Monday, March 10, 2014

Review: Rules of Engagement

Rules of Engagement
Rules of Engagement by Elizabeth Moon

My rating: 4 of 5 stars

Enjoyed this; working my way through the series again, though I think this was the last one, last time I went through.

Solid 3d characters. Interesting world. Action and politics. My one problem with this book is that the central conceit, around which everything else is based, feels so contrived. Brun, who we like from previous books, is the rich girl taking classes at the elite military academy - without enlisting - to try and gain some real world skills. And we like that about her... but she's still a dilettante. She doesn't get what she wants at one point and throws a major spoiled-brat temper tantrum. Esmay, who we also like from previous books, walked away from a privileged life to devote herself to the military. She's taking two sets of classes, so she's overworked and stressed, so when Brun drops the tantrum - including calling Esmay herself a "cold fish", and more-or-less lying to say that she's slept with Esmay's boyfriend - Esmay tells her she's behaving like a spoiled brat, and should grow up. Which she is, and should.

After which incident everyone in the book, including a lot of Esmay's friends, treat her like she has tortured kittens in public. People make comments like "Wow; I'm glad _I'm_ not your enemy." She gets threatened with discharge from the military for goodness sake. And this isn't one person's reaction, its the universal reaction of every single person who sees the video of the confrontation (which gets out.) It was weird. I actually went back and re-read the section describing the confrontation again, because I was sure I must have missed something. Nope; she pretty much tells the kid behaving like a spoiled brat that she's behaving like a spoiled brat. And for this, everyone brands her as the Flanders Pigeon Murderer, and tries to drum her out of the corps. Its possible their society has different rules, and what she said really was quite awful to them, but we don't really get that from the book. Later, circumstances and backstabbing machinations make everyone's reaction worse, but it just rang a bit hollow because I knew they'd all seen the video of the actual confrontation, which really wasn't bad at all.
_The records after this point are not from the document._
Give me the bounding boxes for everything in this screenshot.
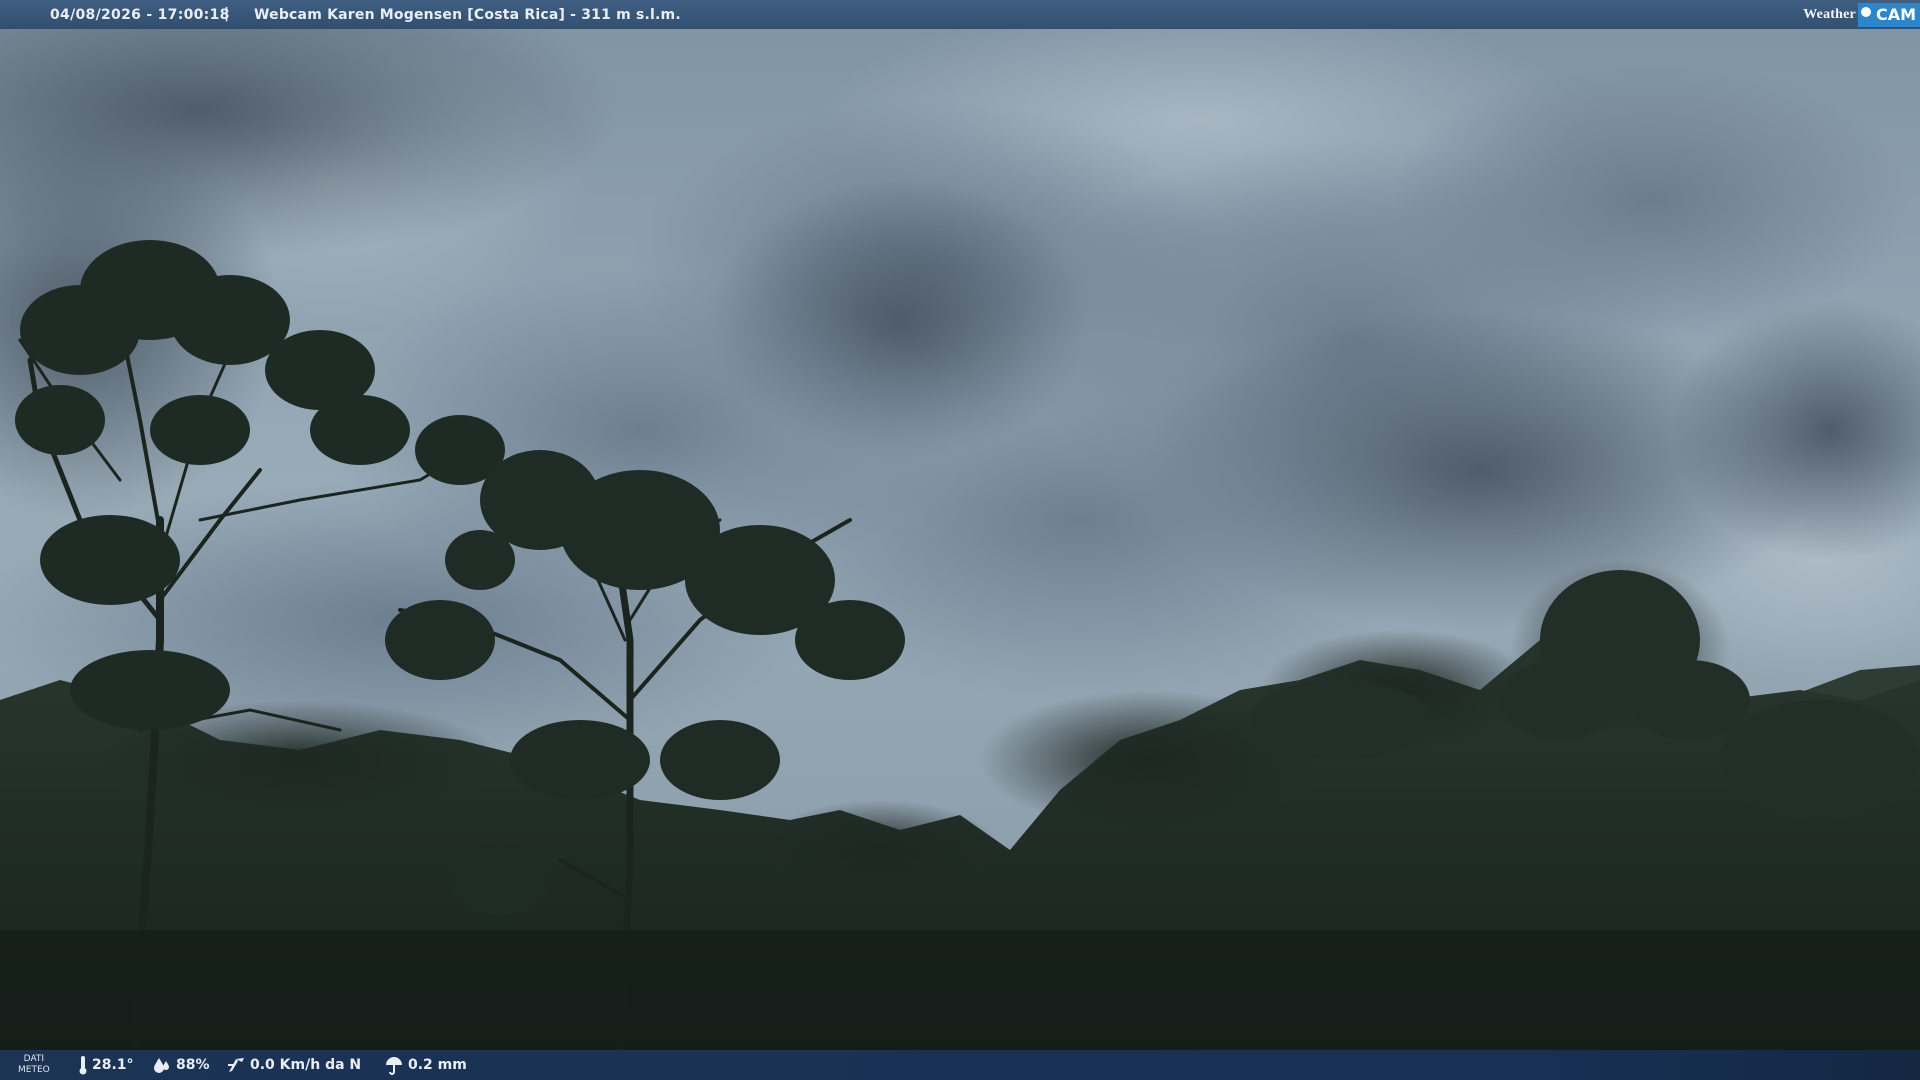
rain-value: 0.2 mm <box>408 1057 467 1073</box>
weather-data-bar: DATI METEO 28.1° 88% 0.0 Km/h da N 0.2 m… <box>0 1050 1920 1080</box>
logo-cam-badge: CAM <box>1857 2 1920 27</box>
dati-line1: DATI <box>23 1054 45 1064</box>
wind-icon <box>228 1058 244 1072</box>
webcam-image <box>0 0 1920 1080</box>
wind-reading: 0.0 Km/h da N <box>226 1050 361 1080</box>
separator: | <box>224 6 230 22</box>
webcam-title: Webcam Karen Mogensen [Costa Rica] - 311… <box>254 7 681 23</box>
humidity-value: 88% <box>176 1057 210 1073</box>
temperature-reading: 28.1° <box>78 1050 134 1080</box>
wind-value: 0.0 Km/h da N <box>250 1057 362 1073</box>
weathercam-logo: Weather CAM <box>1803 0 1920 29</box>
top-info-bar: 04/08/2026 - 17:00:18 | Webcam Karen Mog… <box>0 0 1920 29</box>
logo-cam-text: CAM <box>1875 4 1916 24</box>
umbrella-icon <box>386 1057 402 1075</box>
temperature-value: 28.1° <box>92 1057 134 1073</box>
logo-weather-text: Weather <box>1803 6 1856 22</box>
humidity-reading: 88% <box>152 1050 210 1080</box>
dati-meteo-label: DATI METEO <box>18 1054 50 1076</box>
humidity-icon <box>154 1058 169 1073</box>
thermometer-icon <box>79 1056 87 1075</box>
dati-line2: METEO <box>18 1065 50 1075</box>
logo-dot-icon <box>1860 6 1871 17</box>
datetime-label: 04/08/2026 - 17:00:18 <box>50 7 230 23</box>
rain-reading: 0.2 mm <box>384 1050 467 1080</box>
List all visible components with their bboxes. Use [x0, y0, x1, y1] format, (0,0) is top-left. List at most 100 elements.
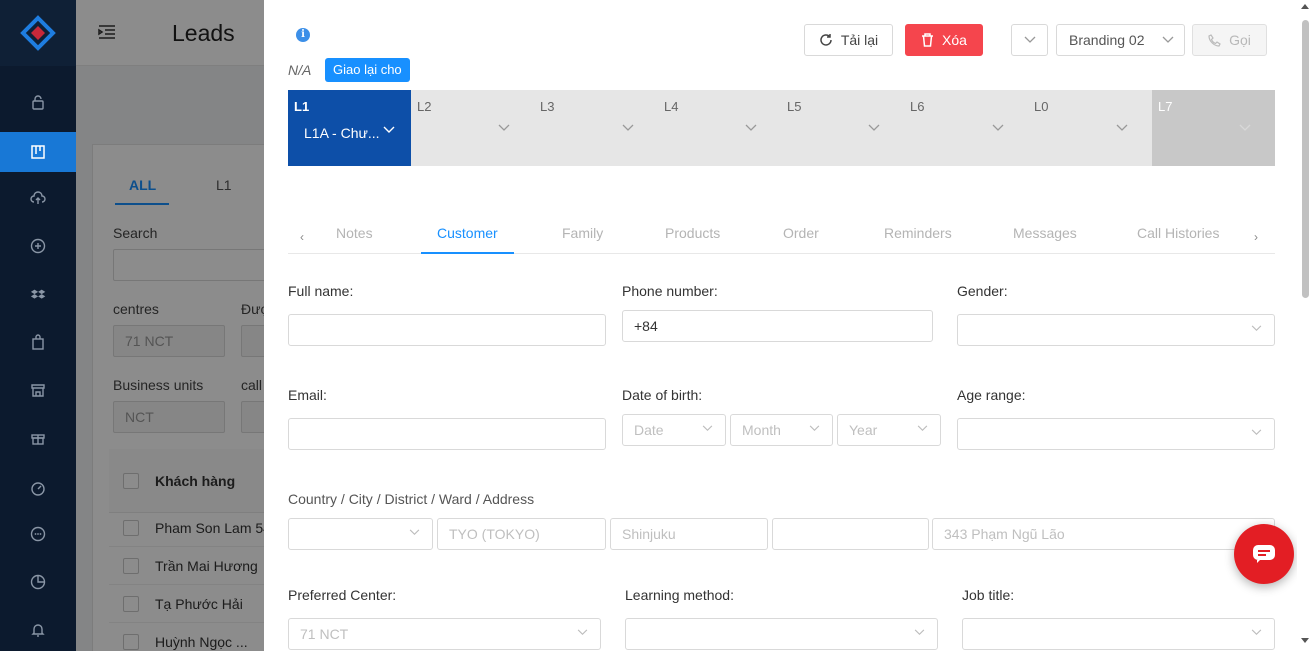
- dropbox-icon: [30, 289, 46, 299]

However, despite my grumbling, it doesn't take much away from a good tale. It'd be like not liking Lord of the Rings because you thought Sauron putting so much of his power in the ring was silly; all right, maybe the premise feels weak, but the story is good. We get Moon's usual touch for gritty realism informing forensics and battles and rescues in space, with an interesting cast and a deep, well-fleshed-out world.

A word of warning; there are some scenes and topics in this book I found disturbing. Not graphic, nor gratuitous, but skin-crawling all the same. Kidnapping, rape, and slavery all make an appearance.